In the closing paragraph:
He loved to be first. Now, he is first to pass from this life. I believe that he is waiting for us, and will greet us with that big grin, and an eagerness to show us all around his wonderful new home.
Of course, a brief mention of a memory can be just as meaningful. Just be careful not to weigh down the eulogy with a long list of memories. Instead, choose one or two of your favorites and incorporate them in such a way that they flow well with the rest of the eulogy.
If you are delivering a eulogy, it is likely that you were quite close to the person who died. This can make it difficult to deliver the eulogy without being overcome by emotion. Of course, some measure of emotion is expected, but if you become too emotional, you may be unable to finish the eulogy, and may regret this down the road.
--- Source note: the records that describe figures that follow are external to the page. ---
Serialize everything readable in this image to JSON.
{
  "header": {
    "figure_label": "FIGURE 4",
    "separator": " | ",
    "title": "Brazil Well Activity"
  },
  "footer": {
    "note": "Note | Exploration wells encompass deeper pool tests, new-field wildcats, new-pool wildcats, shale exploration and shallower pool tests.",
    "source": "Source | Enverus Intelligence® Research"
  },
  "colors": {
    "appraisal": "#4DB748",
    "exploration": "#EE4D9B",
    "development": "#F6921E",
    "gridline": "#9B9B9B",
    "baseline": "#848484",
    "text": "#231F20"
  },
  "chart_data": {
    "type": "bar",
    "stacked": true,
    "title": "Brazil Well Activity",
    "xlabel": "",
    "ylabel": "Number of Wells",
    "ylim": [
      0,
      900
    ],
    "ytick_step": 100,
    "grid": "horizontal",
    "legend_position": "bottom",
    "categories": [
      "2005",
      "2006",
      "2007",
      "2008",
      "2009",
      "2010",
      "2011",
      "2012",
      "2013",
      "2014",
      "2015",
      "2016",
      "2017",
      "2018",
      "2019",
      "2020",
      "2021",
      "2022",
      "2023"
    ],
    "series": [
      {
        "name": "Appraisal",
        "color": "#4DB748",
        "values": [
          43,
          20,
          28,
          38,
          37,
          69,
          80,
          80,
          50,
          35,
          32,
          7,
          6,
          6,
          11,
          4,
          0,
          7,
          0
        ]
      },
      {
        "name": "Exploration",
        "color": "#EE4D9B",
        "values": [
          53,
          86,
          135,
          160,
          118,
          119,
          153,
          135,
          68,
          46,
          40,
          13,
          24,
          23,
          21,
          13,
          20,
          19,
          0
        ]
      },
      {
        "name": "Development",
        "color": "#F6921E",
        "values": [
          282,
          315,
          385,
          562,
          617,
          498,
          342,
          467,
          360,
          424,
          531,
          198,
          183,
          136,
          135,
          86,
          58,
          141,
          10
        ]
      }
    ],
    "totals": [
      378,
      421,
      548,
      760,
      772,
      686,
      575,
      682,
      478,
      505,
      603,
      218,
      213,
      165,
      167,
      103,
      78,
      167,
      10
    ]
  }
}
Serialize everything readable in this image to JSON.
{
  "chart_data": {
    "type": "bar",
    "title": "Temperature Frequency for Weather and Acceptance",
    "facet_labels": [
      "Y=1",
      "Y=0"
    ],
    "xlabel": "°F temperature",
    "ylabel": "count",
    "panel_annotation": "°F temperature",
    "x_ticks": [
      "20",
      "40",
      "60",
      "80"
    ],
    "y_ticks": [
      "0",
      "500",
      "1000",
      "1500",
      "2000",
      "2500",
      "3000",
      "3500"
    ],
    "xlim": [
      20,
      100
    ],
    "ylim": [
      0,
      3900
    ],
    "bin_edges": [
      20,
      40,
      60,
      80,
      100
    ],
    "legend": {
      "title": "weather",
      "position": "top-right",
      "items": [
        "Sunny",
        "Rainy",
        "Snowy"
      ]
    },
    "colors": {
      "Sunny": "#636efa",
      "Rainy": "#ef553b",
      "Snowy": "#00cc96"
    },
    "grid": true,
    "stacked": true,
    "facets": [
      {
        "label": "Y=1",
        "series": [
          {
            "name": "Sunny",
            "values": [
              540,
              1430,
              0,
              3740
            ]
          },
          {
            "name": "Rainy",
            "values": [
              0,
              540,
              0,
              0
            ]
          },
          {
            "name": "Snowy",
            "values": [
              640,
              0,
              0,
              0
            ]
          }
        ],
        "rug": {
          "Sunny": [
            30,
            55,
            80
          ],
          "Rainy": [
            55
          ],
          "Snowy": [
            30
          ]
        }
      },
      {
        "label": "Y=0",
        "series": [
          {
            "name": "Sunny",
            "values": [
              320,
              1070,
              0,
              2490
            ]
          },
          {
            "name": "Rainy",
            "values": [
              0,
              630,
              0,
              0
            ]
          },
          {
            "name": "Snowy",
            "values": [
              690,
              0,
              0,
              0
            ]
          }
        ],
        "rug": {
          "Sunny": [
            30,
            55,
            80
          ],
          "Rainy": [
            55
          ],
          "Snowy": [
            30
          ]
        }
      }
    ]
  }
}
While there is no way to avoid feeling the pain that goes along with such an occasion, there are steps that you can take to help prevent becoming so emotional that you cannot deliver the entire eulogy.
- Read it Over and Over
One of the best tips to avoid becoming overly emotional is to read your eulogy over and over again. Read it out loud several times prior to the funeral. The reason for this is that doing so will help you to become a bit numb to the words.
Most eulogies contain phrasing that will stir up emotions, especially when heard for the first time. If you can read the eulogy out loud several times, the words may lose a bit of their impact and make it easier for you to get through the entire eulogy without breaking down.
- Avoid Eye Contact
While public speaking classes will teach that you should make eye contact, if you are trying to avoid becoming emotional, it is best to avoid this. Just look at the audience in general, while avoiding eye contact with any one person.
Of course, this advice is intended for those who are concerned they will become overly emotional. If this is not a problem for you then it is perfectly appropriate to make eye contact with those in attendance.
- Speak Slowly
When you concentrate on speaking slowly, that can help to lessen the chances that you will become terribly emotional. The reason is simply that you are focusing on your speech patterns rather than on the actual words that you are saying.
Funerals are an emotional time. There are no tips that will help every single person to avoid becoming emotional when delivering a eulogy. Just remember that the words that you will say are with the intent to honor the person that you have lost. For that reason, it is important that you do all that you can to be able to deliver the entire eulogy in a way that those in attendance can understand.
Use the above tips to save your emotions for the time after the eulogy has been delivered. This is not always easy, but it is worth it in order to be able to deliver the eulogy and in that way pay your respects to the one you have lost.